Back in the real world - Tonk Bros registered the name Tonk American in 1927 and production started soon after. JR Steward made some of the earliest, but Regal soon took over and mine is definitely made by Regal and with no features to pin it down more accurately I would say in 1932 give or take 5 years? (which covers the whole of production really). When they came out, these Ukuleles were aimed at the upper end of the market and the serious player I couldn't say it was a direct replacement but when Tonk took over the Lyon & Healy brands they stopped using the "American Conservatory" name
I got mine from ebay (as usual) and it came to me from France. How it got from Chicago to France is probably an interesting story - but I don't know it - If only old Ukes could talk...
Mine would probably say "My last owner could play me much better than you can" -Back to the real world again
On to the Ukulele itself, though it doesn't look it, its quite a small Ukulele. It has a 33cm (13in) scale and fits into my soprano cases more loosely than most, (still snug enough to be safe though). I think it is also elegantly proportioned, slightly narrower and more sinuous than the current fashion with quite a long headstock, gently rounded at the edges. It has a solid cedar top and a maple body and neck that had been darkened to look more like rosewood. You know it's not rosewood when you pick it up though, this Ukulele is remarkably light. The fret board and the bridge probably are rosewood though, with a bone nut and saddle. The bridge design is one of those where you tie a knot at the end of the string and hook it under to hold. I think these can look quite neat and tidy so long as you don't do to big a knot or leave excess string poking out past the knot. The fret board has 17 frets, meeting the body at the 12th and then running over the upper bout to the sound hole where it come to a point, just intruding over the sound hole space; elegant.
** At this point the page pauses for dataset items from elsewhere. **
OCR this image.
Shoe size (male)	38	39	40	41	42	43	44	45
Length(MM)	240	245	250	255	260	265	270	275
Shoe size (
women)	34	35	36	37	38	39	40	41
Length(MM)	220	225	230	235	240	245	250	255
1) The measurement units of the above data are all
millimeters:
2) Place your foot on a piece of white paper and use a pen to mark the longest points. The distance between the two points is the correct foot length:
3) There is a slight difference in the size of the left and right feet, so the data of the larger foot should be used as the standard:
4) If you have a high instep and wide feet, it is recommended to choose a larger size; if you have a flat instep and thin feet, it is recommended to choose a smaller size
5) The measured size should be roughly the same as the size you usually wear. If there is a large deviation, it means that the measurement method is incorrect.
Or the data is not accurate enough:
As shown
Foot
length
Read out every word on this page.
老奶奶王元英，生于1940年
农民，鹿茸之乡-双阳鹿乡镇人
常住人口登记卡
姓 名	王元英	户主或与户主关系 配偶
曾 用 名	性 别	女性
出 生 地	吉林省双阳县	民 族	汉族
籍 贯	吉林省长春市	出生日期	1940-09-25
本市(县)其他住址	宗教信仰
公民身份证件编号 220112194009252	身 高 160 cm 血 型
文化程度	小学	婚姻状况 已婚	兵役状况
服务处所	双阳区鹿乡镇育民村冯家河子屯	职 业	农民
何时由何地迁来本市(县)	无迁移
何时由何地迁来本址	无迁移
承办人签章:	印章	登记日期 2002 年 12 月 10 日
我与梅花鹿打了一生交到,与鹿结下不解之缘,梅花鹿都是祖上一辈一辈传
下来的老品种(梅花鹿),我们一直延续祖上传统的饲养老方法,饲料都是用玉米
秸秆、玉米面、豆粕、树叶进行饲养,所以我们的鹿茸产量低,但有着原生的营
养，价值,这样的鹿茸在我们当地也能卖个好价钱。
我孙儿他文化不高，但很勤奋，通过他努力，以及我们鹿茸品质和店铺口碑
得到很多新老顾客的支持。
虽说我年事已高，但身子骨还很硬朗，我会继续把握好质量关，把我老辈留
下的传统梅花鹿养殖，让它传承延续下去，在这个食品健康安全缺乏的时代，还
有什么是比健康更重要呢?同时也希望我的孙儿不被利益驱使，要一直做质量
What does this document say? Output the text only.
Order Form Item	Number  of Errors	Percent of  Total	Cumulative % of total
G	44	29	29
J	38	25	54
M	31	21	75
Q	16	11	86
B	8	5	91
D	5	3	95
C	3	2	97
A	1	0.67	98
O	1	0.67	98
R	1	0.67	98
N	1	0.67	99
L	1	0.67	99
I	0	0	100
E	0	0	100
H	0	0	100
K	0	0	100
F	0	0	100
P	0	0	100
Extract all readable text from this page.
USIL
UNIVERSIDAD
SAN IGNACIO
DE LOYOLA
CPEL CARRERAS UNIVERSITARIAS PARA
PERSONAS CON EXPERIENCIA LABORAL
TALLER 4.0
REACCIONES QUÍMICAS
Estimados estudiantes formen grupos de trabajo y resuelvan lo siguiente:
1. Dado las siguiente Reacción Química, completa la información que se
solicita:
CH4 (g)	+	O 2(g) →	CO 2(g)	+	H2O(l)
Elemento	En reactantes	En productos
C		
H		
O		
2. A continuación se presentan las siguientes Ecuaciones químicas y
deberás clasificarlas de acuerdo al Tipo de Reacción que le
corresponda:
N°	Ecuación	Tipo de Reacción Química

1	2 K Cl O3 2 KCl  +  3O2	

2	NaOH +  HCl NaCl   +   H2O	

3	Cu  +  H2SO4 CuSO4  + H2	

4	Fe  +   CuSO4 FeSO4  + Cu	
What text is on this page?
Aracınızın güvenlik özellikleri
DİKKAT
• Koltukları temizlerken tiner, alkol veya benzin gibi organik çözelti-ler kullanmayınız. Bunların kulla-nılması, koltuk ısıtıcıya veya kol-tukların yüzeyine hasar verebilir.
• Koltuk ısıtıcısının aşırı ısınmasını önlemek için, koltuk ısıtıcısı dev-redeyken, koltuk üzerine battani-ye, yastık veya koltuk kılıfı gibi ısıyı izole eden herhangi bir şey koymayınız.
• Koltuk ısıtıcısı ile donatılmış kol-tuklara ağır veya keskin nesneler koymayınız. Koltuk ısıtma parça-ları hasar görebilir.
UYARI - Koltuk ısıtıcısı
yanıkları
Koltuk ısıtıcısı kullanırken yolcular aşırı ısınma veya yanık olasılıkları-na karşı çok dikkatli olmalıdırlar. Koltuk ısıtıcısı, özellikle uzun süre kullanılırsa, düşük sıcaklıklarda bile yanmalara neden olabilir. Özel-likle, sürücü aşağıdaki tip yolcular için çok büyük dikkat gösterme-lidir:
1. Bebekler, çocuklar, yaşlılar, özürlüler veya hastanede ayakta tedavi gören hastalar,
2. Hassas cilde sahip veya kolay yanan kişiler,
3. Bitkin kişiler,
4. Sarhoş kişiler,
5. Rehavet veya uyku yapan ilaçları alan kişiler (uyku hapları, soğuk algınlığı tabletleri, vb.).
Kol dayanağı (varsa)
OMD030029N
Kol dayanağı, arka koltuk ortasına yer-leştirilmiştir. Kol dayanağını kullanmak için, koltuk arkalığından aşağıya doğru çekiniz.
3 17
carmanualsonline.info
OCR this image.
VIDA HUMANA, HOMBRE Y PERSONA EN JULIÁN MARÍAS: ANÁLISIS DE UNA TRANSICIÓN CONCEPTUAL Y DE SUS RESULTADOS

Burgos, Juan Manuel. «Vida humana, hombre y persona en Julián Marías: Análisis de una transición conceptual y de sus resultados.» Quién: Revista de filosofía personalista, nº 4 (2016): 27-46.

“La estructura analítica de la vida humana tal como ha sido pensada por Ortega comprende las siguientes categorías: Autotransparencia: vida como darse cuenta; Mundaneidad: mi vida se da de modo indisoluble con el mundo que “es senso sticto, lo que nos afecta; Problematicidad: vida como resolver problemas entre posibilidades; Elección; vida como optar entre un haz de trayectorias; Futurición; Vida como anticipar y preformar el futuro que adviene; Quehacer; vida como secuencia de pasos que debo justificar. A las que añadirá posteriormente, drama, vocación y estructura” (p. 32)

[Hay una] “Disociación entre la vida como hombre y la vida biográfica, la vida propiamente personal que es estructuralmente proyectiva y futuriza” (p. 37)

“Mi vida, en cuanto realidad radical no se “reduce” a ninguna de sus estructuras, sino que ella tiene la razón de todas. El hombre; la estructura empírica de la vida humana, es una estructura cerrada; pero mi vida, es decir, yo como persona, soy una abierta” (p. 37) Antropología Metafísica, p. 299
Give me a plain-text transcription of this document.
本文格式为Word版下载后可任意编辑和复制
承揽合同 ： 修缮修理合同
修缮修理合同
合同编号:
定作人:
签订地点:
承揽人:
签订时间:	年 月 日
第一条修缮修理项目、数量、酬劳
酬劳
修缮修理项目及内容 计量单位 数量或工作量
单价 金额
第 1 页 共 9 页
The finish was probably quite gloss when it was new but this has aged beautifully and with no varnish crazing gives a dark and characterful patina
It's in very good condition for its age, there is a line on the back that might be the beginning of a crack, (I'll have to watch that; carefully), but apart from that there are no obvious repairs, no bad scratches or scuff marks, no sign the bridge or the neck have been reset, France must have been very kind to it. The tuners are original too, and they work perfectly well holding it in tune. One thing about them that is different though, is the buttons are shaped wood not the normal Bakelite. In design they remind me of nicely turned wooden chess pieces and they too have stood the test of time very well. There is no sign of any shrinkage on the fret board so the, (probably brass), frets are all still smooth and dressed nicely. My only concern (apart from the possible crack) is the action is a bit high for my taste. This may well be that they liked the action higher in the old days? The action is quite high on most of my 20th century Ukuleles and though it has a high action there is no signs of neck movement I can see?
Sound wise it has good volume and the pleasant cedar ring to the tone, well rounded and full with plenty of mid and lower tone. It does seem to sound better tuned up to D, (and this is presumably what it was designed to tune to), but this maybe the strings? I'm not 100% sure that the flurocarbons are the right choice for it and am open to suggestions, (other than real gut - I don't like gut strings).
The Ukulele must be pretty durable, it has survived 80 years, but with its lightness it does feel a little delicate. Its another model that I would only take to small civilised gatherings, and not the back room of the Fawcett Inn
I really love this Ukulele, I think its elegant, romantic and retro cool. Its probably not one I will play a lot the action is a bit high for me and I always worry that my very experienced Ukuleles are a bit delicate, (even if they aren't) so I will keep the strings loose when I am not playing it, but its very welcome at Ukulele corner. It would be very close to the top of the list of ukes to save if there was a fire and if I lost it I would be on the lookout for another
And Yes there really is a pub called the Fawcett Inn! Its in Portsmouth, on Fawcett Road - you can look it up - and it is pronounced how you think!